Wrath of Islam: 900 AD to 1700AD.

Between 600 AD to 900 AD the wrath of Islam swept across North Africa, West Asia and Central Asia through which traditional trade routes connected India with her western markets. Then from 900AD to 1700 AD the sub-continent itself was subjected to constant invasion, almost annually. These totally disrupted existing business, trade and agricultural practices while thousands of Artisans and able bodied men were enslaved or killed. Families were destroyed as hundreds of women and children were taken away to be sold in the slave markets that dotted the Silk route.

British Colonization 1700 AD to 1947AD.

In the two hundred years that Briton ruled India she subverted the India business, trade and agriculture to serve the needs of Briton. Goods manufactured by British industries were imported into India. To prevent Indian completion production of local Artisans were gradually destroyed. Hundreds of unemployed artisans ended up as farm hands and manual laborers. Vast tracts of fertile land traditionally used for growing food crops were converted for the cultivation of cash crops like Cotton and Tea. After the opium war some 500,000 acres of fertile land of the Gangetic plain was planted with Poppy to meet the growing Opium exports. Production of food crops and its easy availability declined. Exports were given Priority. During the 1876 Deccan famine, some 6.4m hundred weight of wheat was exported. Traditional community grain banks were dismantled to prevent it affecting the market fixing of grain prices. Recognition was extended to the Mughal era landowners leading to landlessness and stagnation in real wages. These policies affected the livelihood of mass of Indians creating unemployment, landlessness and poverty. Village artisans and sustenance farming families died of starvation wiping out entire families and villages. Famines occurred every 5 to 8 years in the late 1800s and early 1900s. In the two centuries of British rule some 30 million Indians died of starvation.

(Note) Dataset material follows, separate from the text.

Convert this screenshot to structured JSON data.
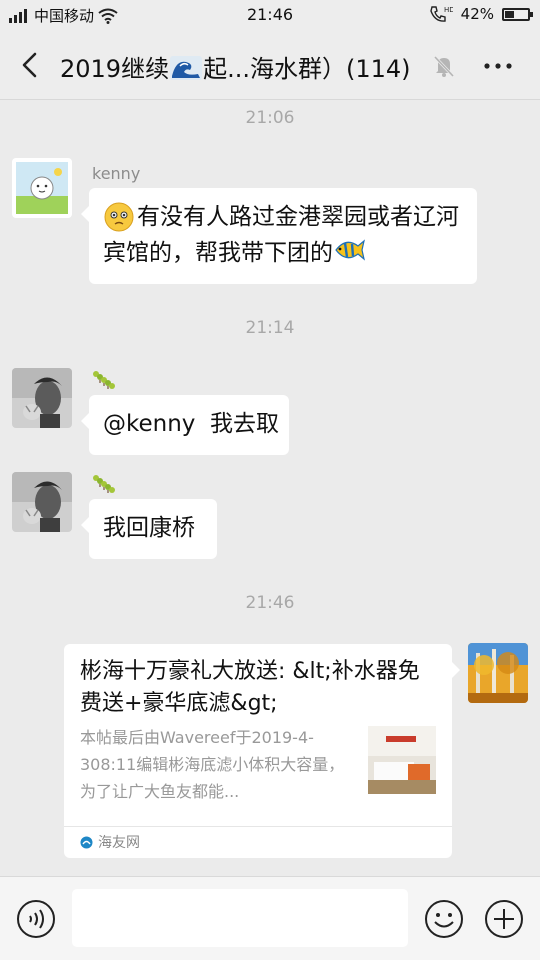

Absence of Good Governance.

In the last sixty eight years of Independence India had been badly governed by institutions established by the British and run by administrators educated, trained and cultivated by them. Both displayed foreign mentality, lacked indigenous roots and thus adopted policies that lacked originality, motivation and long term vision. Ashamed of their own past they adopted the base moral values of the foreigners fostering dishonesty, corruption and blind imitation. The absence of nationalism, patriotism, dedication, motivation was visible from the way the country handled its tons of daily rubbish to the way it ran its Parliament.

Parliamentary Democracy.

Democracy and multiple Political Party system were imposed on a Nation, 80% of whose people were illiterate and lived in rural India. They lacked economic power and rights hence their votes are easily manipulated by local power lords. A casual glance into the background of our parliamentarians will reveal the number of criminals involved in formulating laws that govern the country.

Absence of Nationalism

Deliberate British policy prevented Hindu Nationalism from emerging in post independent India. Nationalism would have given the administrators and leadership of this nation the required self-confidence and motivation to work honestly, selflessly and with dedication for the good of the people.

Conclusion.

India is not poor but badly managed. A dedicated and honest leadership can direct the bureaucracy to deliver. An administrative set up already exists from the centre to the level of the district (Village & Towns) via which good governance can be implemented in Education, Health, Communication, and law and order. Through digital technology effective monitoring can be carried out and feedbacks obtained.